With that said I am not defending people who commit violent crimes. Another interesting avenue to explore is why only one person was jailed in the US on charges related to the 2008 collapse. Were the people responsible for that more moral than the people jailed for drug possession?
>I never suggested looking to them for moral guidance.
Then I'm not sure you were aware of the context of the thread you joined, which started with this remark:
>>>I hope they're not asked to label if specific actions are morally correct or not :)
The poster who you were responding to affirmed that they were defending that claim:
>>It's more like on a statistical basis, inmates/criminals are more likely to give ambiguous or erroneous moral answers to situations that seems obvious to others.
The only part you're responding to is saying that crime correlates with income, which doesn't contradict the broader or the narrower point: even if that correlation itself is true, it can be via the correlation with the other factors the parent mentioned.
Not OP, but just because you've broken the law once doesn't mean you're a bad person, much less lack moral agency.
People make mistakes. Sure, some deserve to rot in prison for irredeemable crimes, but many (at least, in my context as an American citizen) are there for nonviolent drug offenses or failing to pay fines.
That's irrelevant. All that the OP's point requires is that, on average, the moral choices of such people are worse. The existence of outliers -- or even common exceptions -- does not refute that.

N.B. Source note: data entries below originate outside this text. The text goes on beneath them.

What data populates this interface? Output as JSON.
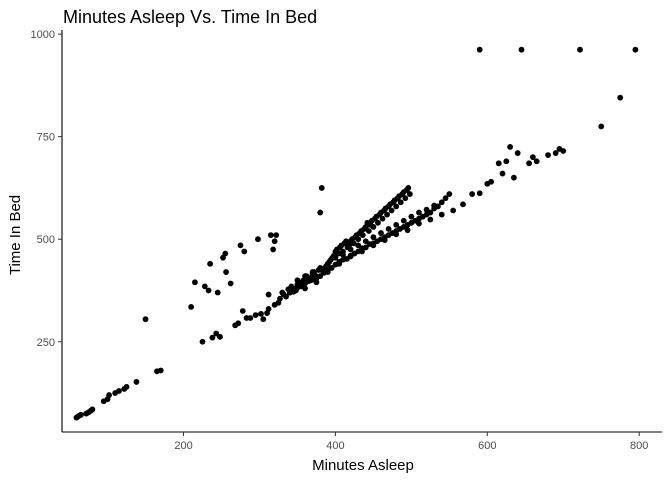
{
  "chart_data": {
    "type": "scatter",
    "title": "Minutes Asleep Vs. Time In Bed",
    "xlabel": "Minutes Asleep",
    "ylabel": "Time In Bed",
    "xlim": [
      40,
      830
    ],
    "ylim": [
      30,
      1010
    ],
    "x_ticks": [
      200,
      400,
      600,
      800
    ],
    "y_ticks": [
      250,
      500,
      750,
      1000
    ],
    "grid": false,
    "legend": "none",
    "point_color": "#000000",
    "points": [
      [
        59,
        65
      ],
      [
        61,
        68
      ],
      [
        63,
        70
      ],
      [
        65,
        72
      ],
      [
        72,
        75
      ],
      [
        75,
        78
      ],
      [
        78,
        82
      ],
      [
        80,
        85
      ],
      [
        95,
        105
      ],
      [
        100,
        110
      ],
      [
        102,
        120
      ],
      [
        110,
        125
      ],
      [
        115,
        130
      ],
      [
        122,
        135
      ],
      [
        125,
        140
      ],
      [
        138,
        152
      ],
      [
        150,
        305
      ],
      [
        165,
        178
      ],
      [
        170,
        180
      ],
      [
        210,
        335
      ],
      [
        215,
        395
      ],
      [
        225,
        250
      ],
      [
        228,
        385
      ],
      [
        233,
        375
      ],
      [
        235,
        440
      ],
      [
        238,
        260
      ],
      [
        243,
        270
      ],
      [
        245,
        370
      ],
      [
        248,
        262
      ],
      [
        252,
        455
      ],
      [
        255,
        465
      ],
      [
        256,
        420
      ],
      [
        262,
        392
      ],
      [
        268,
        290
      ],
      [
        272,
        295
      ],
      [
        275,
        485
      ],
      [
        278,
        325
      ],
      [
        280,
        470
      ],
      [
        283,
        308
      ],
      [
        288,
        308
      ],
      [
        295,
        315
      ],
      [
        298,
        500
      ],
      [
        302,
        318
      ],
      [
        305,
        305
      ],
      [
        310,
        320
      ],
      [
        312,
        330
      ],
      [
        312,
        365
      ],
      [
        315,
        510
      ],
      [
        318,
        475
      ],
      [
        320,
        495
      ],
      [
        320,
        340
      ],
      [
        322,
        510
      ],
      [
        325,
        345
      ],
      [
        327,
        355
      ],
      [
        330,
        370
      ],
      [
        332,
        365
      ],
      [
        335,
        360
      ],
      [
        338,
        378
      ],
      [
        340,
        370
      ],
      [
        342,
        385
      ],
      [
        345,
        380
      ],
      [
        348,
        375
      ],
      [
        350,
        390
      ],
      [
        352,
        395
      ],
      [
        355,
        385
      ],
      [
        358,
        400
      ],
      [
        360,
        392
      ],
      [
        362,
        410
      ],
      [
        365,
        405
      ],
      [
        368,
        400
      ],
      [
        370,
        415
      ],
      [
        372,
        420
      ],
      [
        375,
        410
      ],
      [
        378,
        425
      ],
      [
        380,
        565
      ],
      [
        382,
        625
      ],
      [
        384,
        420
      ],
      [
        386,
        430
      ],
      [
        388,
        435
      ],
      [
        390,
        440
      ],
      [
        392,
        445
      ],
      [
        394,
        450
      ],
      [
        396,
        455
      ],
      [
        398,
        460
      ],
      [
        400,
        470
      ],
      [
        402,
        475
      ],
      [
        404,
        465
      ],
      [
        406,
        480
      ],
      [
        408,
        485
      ],
      [
        410,
        470
      ],
      [
        412,
        490
      ],
      [
        414,
        495
      ],
      [
        416,
        480
      ],
      [
        418,
        485
      ],
      [
        420,
        495
      ],
      [
        422,
        500
      ],
      [
        424,
        490
      ],
      [
        426,
        505
      ],
      [
        428,
        510
      ],
      [
        430,
        500
      ],
      [
        432,
        515
      ],
      [
        434,
        520
      ],
      [
        436,
        510
      ],
      [
        438,
        525
      ],
      [
        440,
        530
      ],
      [
        442,
        540
      ],
      [
        444,
        520
      ],
      [
        446,
        535
      ],
      [
        448,
        545
      ],
      [
        450,
        530
      ],
      [
        452,
        550
      ],
      [
        454,
        555
      ],
      [
        456,
        540
      ],
      [
        458,
        560
      ],
      [
        460,
        565
      ],
      [
        462,
        550
      ],
      [
        464,
        570
      ],
      [
        466,
        575
      ],
      [
        468,
        560
      ],
      [
        470,
        580
      ],
      [
        472,
        585
      ],
      [
        474,
        570
      ],
      [
        476,
        590
      ],
      [
        478,
        595
      ],
      [
        480,
        580
      ],
      [
        482,
        600
      ],
      [
        484,
        605
      ],
      [
        486,
        590
      ],
      [
        488,
        610
      ],
      [
        490,
        615
      ],
      [
        492,
        600
      ],
      [
        494,
        620
      ],
      [
        496,
        625
      ],
      [
        498,
        610
      ],
      [
        340,
        370
      ],
      [
        345,
        372
      ],
      [
        350,
        382
      ],
      [
        355,
        392
      ],
      [
        360,
        395
      ],
      [
        365,
        398
      ],
      [
        370,
        402
      ],
      [
        375,
        405
      ],
      [
        380,
        410
      ],
      [
        385,
        418
      ],
      [
        390,
        425
      ],
      [
        395,
        430
      ],
      [
        400,
        438
      ],
      [
        405,
        445
      ],
      [
        410,
        450
      ],
      [
        415,
        452
      ],
      [
        420,
        460
      ],
      [
        425,
        465
      ],
      [
        430,
        470
      ],
      [
        435,
        478
      ],
      [
        440,
        480
      ],
      [
        445,
        488
      ],
      [
        450,
        490
      ],
      [
        455,
        495
      ],
      [
        460,
        500
      ],
      [
        465,
        505
      ],
      [
        470,
        510
      ],
      [
        475,
        515
      ],
      [
        480,
        520
      ],
      [
        485,
        525
      ],
      [
        490,
        530
      ],
      [
        495,
        535
      ],
      [
        500,
        540
      ],
      [
        505,
        545
      ],
      [
        510,
        550
      ],
      [
        515,
        555
      ],
      [
        520,
        560
      ],
      [
        525,
        565
      ],
      [
        530,
        575
      ],
      [
        535,
        580
      ],
      [
        540,
        590
      ],
      [
        545,
        600
      ],
      [
        550,
        610
      ],
      [
        350,
        400
      ],
      [
        360,
        410
      ],
      [
        370,
        420
      ],
      [
        380,
        430
      ],
      [
        390,
        440
      ],
      [
        400,
        455
      ],
      [
        410,
        462
      ],
      [
        420,
        475
      ],
      [
        430,
        485
      ],
      [
        440,
        495
      ],
      [
        450,
        505
      ],
      [
        460,
        515
      ],
      [
        470,
        525
      ],
      [
        480,
        535
      ],
      [
        490,
        545
      ],
      [
        500,
        555
      ],
      [
        510,
        565
      ],
      [
        520,
        572
      ],
      [
        530,
        582
      ],
      [
        360,
        380
      ],
      [
        375,
        395
      ],
      [
        390,
        420
      ],
      [
        405,
        440
      ],
      [
        420,
        458
      ],
      [
        435,
        470
      ],
      [
        450,
        485
      ],
      [
        465,
        498
      ],
      [
        480,
        512
      ],
      [
        495,
        522
      ],
      [
        510,
        538
      ],
      [
        525,
        548
      ],
      [
        540,
        560
      ],
      [
        555,
        570
      ],
      [
        568,
        585
      ],
      [
        580,
        610
      ],
      [
        590,
        612
      ],
      [
        600,
        635
      ],
      [
        605,
        640
      ],
      [
        615,
        685
      ],
      [
        620,
        660
      ],
      [
        625,
        690
      ],
      [
        630,
        725
      ],
      [
        635,
        650
      ],
      [
        640,
        710
      ],
      [
        655,
        685
      ],
      [
        660,
        700
      ],
      [
        665,
        690
      ],
      [
        680,
        705
      ],
      [
        690,
        710
      ],
      [
        695,
        720
      ],
      [
        700,
        715
      ],
      [
        750,
        775
      ],
      [
        775,
        845
      ],
      [
        590,
        962
      ],
      [
        645,
        962
      ],
      [
        722,
        962
      ],
      [
        795,
        962
      ]
    ]
  }
}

My frequency of lawbreaking would indeed (anti-)correlate with the quality of moral decisionmaking, and my frequency of lawbreaking is likely lower than those who have been convicted (at least if severity-weighted).
Further, the comparison was against convicts, who do it frequently and severely enough that someone finds it worth the money to prosecute and get a conviction. And at that point, yes, a correlation appears.
You're still making the same fallacy: "I can find an exception, so the correlation doesn't hold." That doesn't follow.
I think he is saying that the reason why people do bad stuff is not because they don't know what's moral. It's because they made a decision to ignore moral.
While I would personally wager that those in prison are on average less moral, there was nonetheless a valid point above that those who commit crimes don't necessarily lack morality. The argument here would be that law does not perfectly equate to morality, and separately, that people will commit crimes out of the lesser of two evils in some given scenarios.
Additionally, despite the reasonable conclusion we can make that those in prison are less moral, it probably does no good for recidivism rates for us to talk about how immoral prisoners must be. It stigmatizes them, and puts more barriers on the path to recovery and reintegration into society.
Well, in Finland you should have no need to steal as social services generally attempt to support people in the general case above biological poverty (ie. pay for food and shelter).
Illegal and immoral behavior are not the same thing, especially when you consider bias in the legal system as to whom the law is enforced against (poor, male, minority).
Likewise for The Terminator and AIs. People almost treat these movies like they're historical documentaries, just so they can toss out cheap relatable memes.
It’s even more wrong to portray prisoners as a bunch of hapless victims. I’ve had to interact with prisoners in a previous career and less than 10% are people I would allow in my home.